The Leicestershire Militia traced its roots back to the Middle Ages, to the days of ‘watch and ward’ when local notables were responsible for provision of men for defence in time of emergency. In the Napoleonic and Victorian eras, the force became more formalised, and was under the control of the Lord Lieutenant of the county. Finally, in 1881 the Militia and the Regular army were united. The Leicestershire Militia became the 3rd battalion of the regiment, with a role as a reserve force to train & supply recruits. The Leicestershire Regiment also acquired the Magazine, headquarters of the county militia.
Prior to the Boer War, the only active service wtnessed by the Leicestershire Militia had been a stint in Ireland during the Napoleonic Wars.
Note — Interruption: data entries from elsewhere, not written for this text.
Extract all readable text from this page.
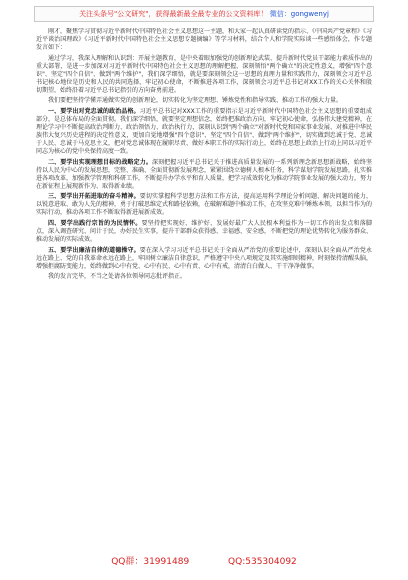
关注头条号"公文研究"，获得最新最全最专业的公文资料库！ 微信：gongwenyj

刚才，聚焦学习贯彻习近平新时代中国特色社会主义思想这一主题，和大家一起认真研读党的指示、《中国共产党章程》《习近平谈治国理政》《习近平新时代中国特色社会主义思想专题摘编》等学习材料，结合个人和学院实际谈一些感悟体会，作专题发言如下：

通过学习，我深入理解和认识到：开展主题教育，是中央着眼加强党的创新理论武装、提升新时代党员干部能力素质作出的重大部署，是进一步加深对习近平新时代中国特色社会主义思想的理解把握，深刻领悟"两个确立"的决定性意义，增强"四个意识"、坚定"四个自信"、做到"两个维护"，我们深学细悟，就是要深刻领会这一思想的真理力量和实践伟力，深刻领会习近平总书记核心地位是历史和人民的共同选择，牢记初心使命，不断推进各项工作，深刻领会习近平总书记对XX工作的关心关怀和殷切期望，始终沿着习近平总书记指引的方向奋勇前进。

我们要把坚持学懂弄通做实党的创新理论，切实转化为坚定理想、锤炼党性和指导实践、推动工作的强大力量。

一、要学出对党忠诚的政治品格。习近平总书记对XXX工作的重要指示是习近平新时代中国特色社会主义思想的重要组成部分，是总体布局的全面贯彻。我们深学细悟，就要坚定理想信念，始终把准政治方向，牢记初心使命，弘扬伟大建党精神，在理论学习中不断提高政治判断力、政治领悟力、政治执行力，深刻认识到"两个确立"对新时代党和国家事业发展、对推进中华民族伟大复兴历史进程的决定性意义，更加自觉地增强"四个意识"、坚定"四个自信"、做到"两个维护"，切实做到忠诚于党、忠诚于人民、忠诚于马克思主义，把对党忠诚体现在履职尽责、做好本职工作的实际行动上，始终在思想上政治上行动上同以习近平同志为核心的党中央保持高度一致。

二、要学出实现理想目标的战略定力。深刻把握习近平总书记关于推进高质量发展的一系列新理念新思想新战略，始终坚持以人民为中心的发展思想，完整、准确、全面贯彻新发展理念，紧紧围绕立德树人根本任务，科学谋划学院发展思路，扎实推进各项改革，加强教学管理和科研工作，不断提升办学水平和育人质量，把学习成效转化为推动学院事业发展的强大动力，努力在新征程上展现新作为、取得新业绩。

三、要学出开拓进取的奋斗精神。要切实掌握科学思想方法和工作方法，提高运用科学理论分析问题、解决问题的能力，以锐意进取、敢为人先的精神，勇于打破思维定式和路径依赖，在破解难题中推动工作，在攻坚克难中锤炼本领，以担当作为的实际行动，推动各项工作不断取得新进展新成效。

四、要学出践行宗旨的为民情怀。要坚持把实现好、维护好、发展好最广大人民根本利益作为一切工作的出发点和落脚点，深入调查研究、问计于民，办好民生实事，提升干部群众获得感、幸福感、安全感，不断把党的理论优势转化为服务群众、推动发展的实际成效。

五、要学出廉洁自律的道德操守。要在深入学习习近平总书记关于全面从严治党的重要论述中，深刻认识全面从严治党永远在路上、党的自我革命永远在路上，牢固树立廉洁自律意识，严格遵守中央八项规定及其实施细则精神，时刻保持清醒头脑，增强拒腐防变能力，始终做到心中有党、心中有民、心中有责、心中有戒，清清白白做人、干干净净做事。

我的发言完毕，不当之处请各位领导同志批评指正。

QQ群：31991489	QQ:535304092
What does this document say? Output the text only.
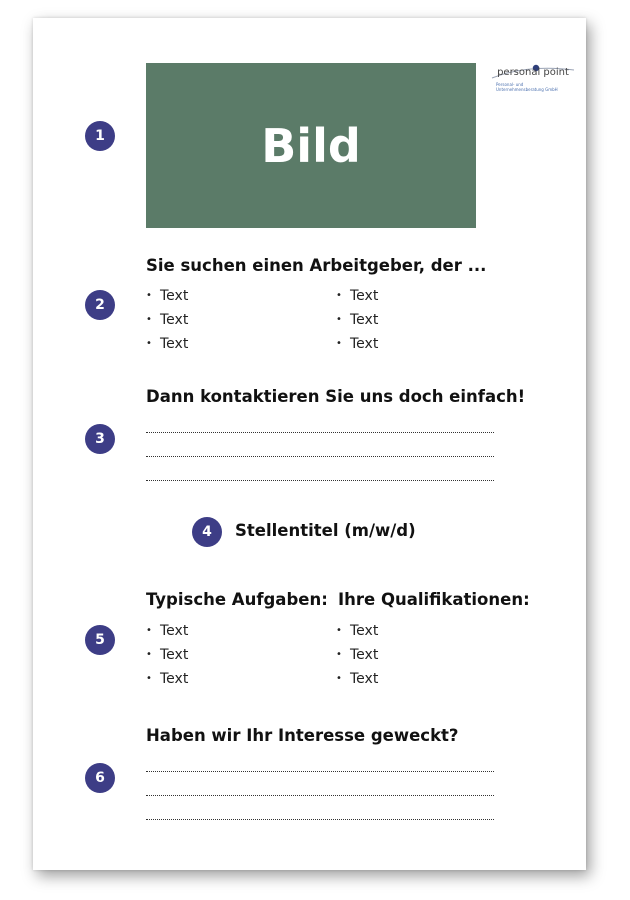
1	Bild
personal point
Personal- und
Unternehmensberatung GmbH
Sie suchen einen Arbeitgeber, der ...
2
• Text
• Text
• Text
• Text
• Text
• Text
Dann kontaktieren Sie uns doch einfach!
3
4	Stellentitel (m/w/d)
Typische Aufgaben: Ihre Qualifikationen:
5
• Text
• Text
• Text
• Text
• Text
• Text
Haben wir Ihr Interesse geweckt?
6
For this reason, the Militia badge featured not a Tiger but a Harp.
In the days before the Welfare State, the Militia had a reputation as a safety net for the urban and rural poor. The retainer paid for part time service was useful in times of economic hardship or when harvests were bad. In time of war, a militia unit could be embodied (mobilised), but its members were not liable for overseas service unless they so wished.
Twice during the Boer War the Leicestershire Militia was embodied, and on both occasions its members offered their services overseas. On the first occasion this was declined, the battalion instead being posted to the Curragh Camp in Ireland. The second time the offer was accepted and the battalion was ordered to South Africa to take over blockhouse lines in the closing stages of the Boer War.